Current location - Recipe Complete Network - Complete cookbook - How can Xue drown the food?
How can Xue drown the food?
How to pickle cabbage? Teach you the traditional pickling method left by the older generation, and you will understand it at a glance. Baijiahao gold medal tutor, gourmet master and quality creator.

watch out for

Hello, I'm Chef Lei. I insist on cooking by myself every day and make the most appetizing home-cooked food with the simplest ingredients. Welcome to visit!

I remember when I was a child in the countryside, every family would pickle pickles every autumn, for example, pickled radish, pickled cabbage, pickled mustard tuber and so on. At that time, in the countryside, in addition to the cabbage and radish planted at home in winter, children who grew up in the countryside after 1980 should have a deep understanding. Nowadays, in this era of rich material life, even if people return to the countryside, they don't pickle pickles very much. At best, they just pickled some to taste the freshness and ease their thirst. People living in big cities should be less likely to pickle these things. If you want to eat, go to the vegetable market and buy one. Simple and convenient.

I often see local old aunts selling bottles of pickles. The kitchen often wonders whether an old aunt who sells all pickles will be willing to spend a few dollars on a bottle of drinks. The answer is unknown. The chef won't buy it anyway. In order to satisfy his desire, the chef and his mother learned a very simple method of sauerkraut. The practice handed down from the older generation can be understood at first glance, and once learned, it will not fail. In autumn, I pickled an altar of cabbage. My family said it was delicious, and then I pickled another altar. Anyway, it won't go bad for a year, so don't worry, you can eat slowly. Try your favorite friends, too.

Pickled cabbage

Ingredients: cabbage, salt

1, a piece of 5 1 kg cabbage, bought this bundle of 7 yuan, can eat for several months after pickling, which is much more cost-effective than buying it outside.

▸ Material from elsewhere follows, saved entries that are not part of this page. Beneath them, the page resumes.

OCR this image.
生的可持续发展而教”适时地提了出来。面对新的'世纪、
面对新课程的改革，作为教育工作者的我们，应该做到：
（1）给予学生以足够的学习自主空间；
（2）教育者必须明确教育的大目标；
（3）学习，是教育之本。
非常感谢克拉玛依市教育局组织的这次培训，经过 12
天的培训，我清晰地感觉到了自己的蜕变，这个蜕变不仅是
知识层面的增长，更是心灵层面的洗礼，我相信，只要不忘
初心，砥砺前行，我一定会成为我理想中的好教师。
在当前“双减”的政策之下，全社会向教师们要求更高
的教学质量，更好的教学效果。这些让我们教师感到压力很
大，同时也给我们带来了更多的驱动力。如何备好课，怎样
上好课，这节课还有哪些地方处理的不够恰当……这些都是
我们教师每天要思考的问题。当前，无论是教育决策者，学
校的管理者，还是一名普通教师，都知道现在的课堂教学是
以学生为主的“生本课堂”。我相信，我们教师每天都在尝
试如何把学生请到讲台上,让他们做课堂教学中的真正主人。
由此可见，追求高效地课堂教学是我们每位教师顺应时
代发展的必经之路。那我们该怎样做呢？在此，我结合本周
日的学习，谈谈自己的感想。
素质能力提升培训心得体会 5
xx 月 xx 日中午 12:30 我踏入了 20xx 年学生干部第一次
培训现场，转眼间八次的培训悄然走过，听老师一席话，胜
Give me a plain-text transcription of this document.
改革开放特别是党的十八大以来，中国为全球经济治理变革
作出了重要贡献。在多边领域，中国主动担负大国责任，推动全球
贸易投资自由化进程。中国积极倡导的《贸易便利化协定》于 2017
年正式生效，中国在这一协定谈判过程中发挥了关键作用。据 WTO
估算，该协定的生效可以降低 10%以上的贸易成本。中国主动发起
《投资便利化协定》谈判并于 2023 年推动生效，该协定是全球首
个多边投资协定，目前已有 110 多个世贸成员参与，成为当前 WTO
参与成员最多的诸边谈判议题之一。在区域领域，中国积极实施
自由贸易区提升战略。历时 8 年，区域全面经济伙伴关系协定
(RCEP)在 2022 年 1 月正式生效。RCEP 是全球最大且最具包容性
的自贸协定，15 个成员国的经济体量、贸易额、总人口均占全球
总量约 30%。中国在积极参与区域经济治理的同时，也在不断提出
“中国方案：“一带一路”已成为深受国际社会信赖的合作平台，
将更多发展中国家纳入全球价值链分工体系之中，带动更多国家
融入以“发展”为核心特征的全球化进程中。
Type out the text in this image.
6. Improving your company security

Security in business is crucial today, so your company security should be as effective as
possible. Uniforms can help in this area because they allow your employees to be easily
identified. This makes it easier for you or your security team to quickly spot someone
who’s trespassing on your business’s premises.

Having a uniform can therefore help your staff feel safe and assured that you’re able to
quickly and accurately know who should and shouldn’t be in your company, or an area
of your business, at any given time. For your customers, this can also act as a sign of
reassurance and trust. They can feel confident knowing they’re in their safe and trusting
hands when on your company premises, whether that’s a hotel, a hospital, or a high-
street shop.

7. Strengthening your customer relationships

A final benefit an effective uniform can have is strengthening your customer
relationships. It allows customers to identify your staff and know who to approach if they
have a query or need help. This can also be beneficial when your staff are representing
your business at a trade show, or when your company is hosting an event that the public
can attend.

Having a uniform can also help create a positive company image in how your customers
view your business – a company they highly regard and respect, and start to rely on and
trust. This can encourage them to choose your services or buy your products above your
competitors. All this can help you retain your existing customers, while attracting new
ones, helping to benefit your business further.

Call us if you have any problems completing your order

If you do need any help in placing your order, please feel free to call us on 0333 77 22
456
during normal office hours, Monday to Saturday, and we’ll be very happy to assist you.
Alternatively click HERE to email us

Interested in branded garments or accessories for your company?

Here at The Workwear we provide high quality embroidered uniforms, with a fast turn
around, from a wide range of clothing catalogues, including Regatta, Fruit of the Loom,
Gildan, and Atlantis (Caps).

Soak yourself clean.

2, first put the cabbage in the sun to dry the water on the surface, as shown in the figure, a little faded. Don't dry it for too long, add two spoonfuls of salt and rub it hard to get the excess water out.

3, reoccupy water, while rubbing and washing, repeatedly rinse clean, subject to no color in the water. Marinate with salt for one night. Less salt will make the pickled taste more sour. Too much salt makes it salty. If it's salty, just soak it in water. It doesn't matter if you put more or less salt.

4. Marinate the cabbage for one night, and then put it in the sun to dry the water on the surface again.

5. Find a clean glass bottle, make sure it is water-free and oil-free, and seal the cabbage for 20 days before eating. Used for scrambled eggs, shredded pork and shredded Chinese cabbage noodles. Super delicious. Homemade, clean and additive-free, it is safe to eat.

The secret of the kitchen

1, summary steps: one drying, two rubbing, three washing, four salts and five drying six salts, which is very simple.

Finally, the tools for pickling cabbage must be clean and sealed.

3, sauerkraut must be eaten after 20 days, because pickled food contains nitrite, and nitrite will disappear after 20 days of pickling.

If you like my article, please like it, collect it and forward it. Come to the kitchen when you don't know what to eat. The kitchen will bring you original food recipes every day. Welcome attention.